KAÇAKCILIK YAPILIYORDU

Antalya limanının ekonomik önemi belli bir dönem artış göstermiş. O yıllarda Avrupa yaşanan hareketlenmeler arasında yer alan Fransız Devrimi’nin ve Napolyon’un yükselişine düşüşüne denk gelene savaşlar, Avrupa’da tahıl ihtiyacının artması ve fiyatları yükselmesi Anadolu’da tahılların yerel ya da Avrupalı nakliyeciler tarafından toplandığı adalara kaçırmak uygun duruma gelmiş. Bu kaçakçılığın başını Yunan tacirler çekmiştir. Yaşanılan bu kaçakçılık ile birlikte buğday, arpa ve pirincin lisanssız ihracat yasaklansa da gizliden yapılmaya devam edilmiş. Yasağı en başta yerel yöneticiler delmiş ve buradan gelir elde etmiş. Gezginlerin aktardığı göre Malta ve Messina’ya tahıl yükleyen teknelerin olduğu gözlemlenmiş. Bu dönemde Antalya’nın limanında ticaret hacmi genişlemiş, teknelere değişik mallar yüklenmek getirilmiş.

Antalya Kaleiçi (5)

HEDİYELER FARKLILIK GÖSTERİYOR

O tarihlerde Antalya limanının ticaret hacmi genişlemiştir.
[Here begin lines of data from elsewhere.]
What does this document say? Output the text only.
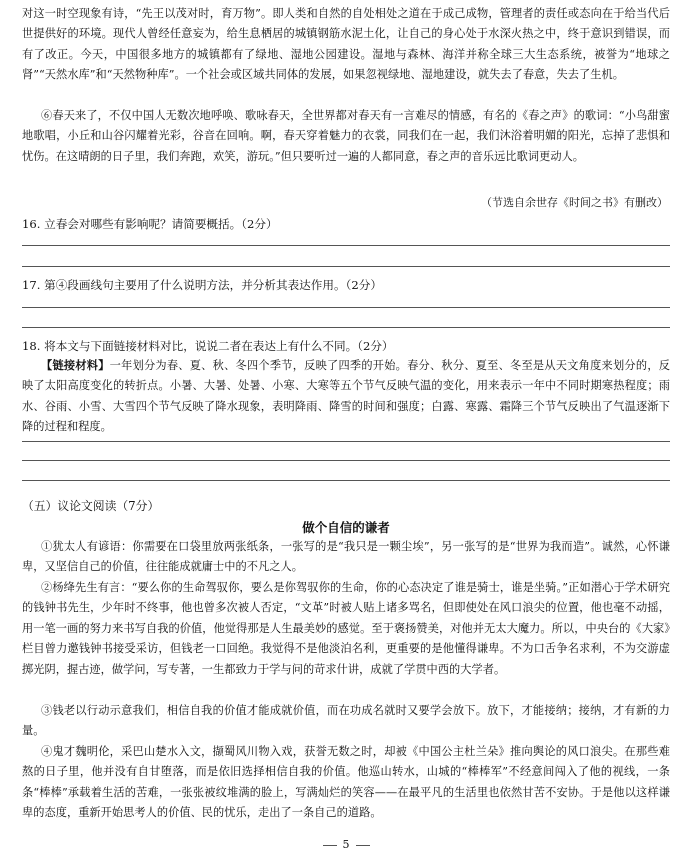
对这一时空现象有诗，“先王以茂对时，育万物”。即人类和自然的自处相处之道在于成己成物，管理者的责任或态向在于给当代后世提供好的环境。现代人曾经任意妄为，给生息栖居的城镇钢筋水泥土化，让自己的身心处于水深火热之中，终于意识到错误，而有了改正。今天，中国很多地方的城镇都有了绿地、湿地公园建设。湿地与森林、海洋并称全球三大生态系统，被誉为“地球之肾”“天然水库”和“天然物种库”。一个社会或区域共同体的发展，如果忽视绿地、湿地建设，就失去了春意，失去了生机。

⑥春天来了，不仅中国人无数次地呼唤、歌咏春天，全世界都对春天有一言难尽的情感，有名的《春之声》的歌词：“小鸟甜蜜地歌唱，小丘和山谷闪耀着光彩，谷音在回响。啊，春天穿着魅力的衣裳，同我们在一起，我们沐浴着明媚的阳光，忘掉了悲惧和忧伤。在这晴朗的日子里，我们奔跑，欢笑，游玩。”但只要听过一遍的人都同意，春之声的音乐远比歌词更动人。

（节选自余世存《时间之书》有删改）
16. 立春会对哪些有影响呢？请简要概括。（2分）
17. 第④段画线句主要用了什么说明方法，并分析其表达作用。（2分）
18. 将本文与下面链接材料对比，说说二者在表达上有什么不同。（2分）

【链接材料】一年划分为春、夏、秋、冬四个季节，反映了四季的开始。春分、秋分、夏至、冬至是从天文角度来划分的，反映了太阳高度变化的转折点。小暑、大暑、处暑、小寒、大寒等五个节气反映气温的变化，用来表示一年中不同时期寒热程度；雨水、谷雨、小雪、大雪四个节气反映了降水现象，表明降雨、降雪的时间和强度；白露、寒露、霜降三个节气反映出了气温逐渐下降的过程和程度。

（五）议论文阅读（7分）
做个自信的谦者

①犹太人有谚语：你需要在口袋里放两张纸条，一张写的是“我只是一颗尘埃”，另一张写的是“世界为我而造”。诚然，心怀谦卑，又坚信自己的价值，往往能成就庸士中的不凡之人。

②杨绛先生有言：“要么你的生命驾驭你，要么是你驾驭你的生命，你的心态决定了谁是骑士，谁是坐骑。”正如潜心于学术研究的钱钟书先生，少年时不终事，他也曾多次被人否定，“文革”时被人贴上诸多骂名，但即使处在风口浪尖的位置，他也毫不动摇，用一笔一画的努力来书写自我的价值，他觉得那是人生最美妙的感觉。至于褒扬赞美，对他并无太大魔力。所以，中央台的《大家》栏目曾力邀钱钟书接受采访，但钱老一口回绝。我觉得不是他淡泊名利，更重要的是他懂得谦卑。不为口舌争名求利，不为交游虚掷光阴，握古迹，做学问，写专著，一生都致力于学与问的苛求什讲，成就了学贯中西的大学者。

③钱老以行动示意我们，相信自我的价值才能成就价值，而在功成名就时又要学会放下。放下，才能接纳；接纳，才有新的力量。

④鬼才魏明伦，采巴山楚水入文，撷蜀风川物入戏，获誉无数之时，却被《中国公主杜兰朵》推向舆论的风口浪尖。在那些难熬的日子里，他并没有自甘堕落，而是依旧选择相信自我的价值。他巡山转水，山城的“棒棒军”不经意间闯入了他的视线，一条条“棒棒”承载着生活的苦难，一张张被纹堆满的脸上，写满灿烂的笑容——在最平凡的生活里也依然甘苦不安协。于是他以这样谦卑的态度，重新开始思考人的价值、民的忧乐，走出了一条自己的道路。

5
Antalya Limanı hem ihracat hem de ithalat yapıyordu. O dönemde servet ise toprağa dayanmış hatta gezginlere verilen hediyeler kümes hayvanları, büyükbaş ve küçükbaş gibi hayvanlar olurken gezginler ise barut, bira ve İngiliz mamulleri verilmiş. Bir dönem Antalya’ya gelen gezginler limanın boş ve çarşının da fakir olduğunu görmüş. Bunun nedeni ise Eylül sonundan Şubat sonuna kadar yaşanan limandaki hava koşullarından kaynaklandığı görülmüş. 1800’lü yılların ortalarından itibaren Antalya’da hala buharlı gemilerin bulunmadığını ve yelkenlerin ön planda olduğu, bu yüzden de yatırımlık bir yer olmadığı gezginler gezi yazılarında not alınarak durum açıklanmış.

Antalya Kaleiçi (1)

İPEKBÖCEĞİ KOZASI TİCARETİ

Antalya’nın deniz ihracatı için önemli ürün buğday olmuş ve buradan Adalara, İzmir’e gönderilmiş yıllık 300 tonu bulan ürünler yer almış. . Avrupa’ya ihraç edilenler içinde en büyük kalemler olarak yıllık 20 ton mısır, 10 kantar meşe palamudu, 30 ton susam ve 5.000 kuru ipekböceği kozası sıralanabilir ki bu rakamlar da yine ticari açıdan küçük hacimli bir liman olduğunu kayıtlara geçmiş. Antalya’da henüz sanayi üretim olmadığı için Yafa ve Girit’ten sabun getirilerek ticareti gerçekleşiyordu.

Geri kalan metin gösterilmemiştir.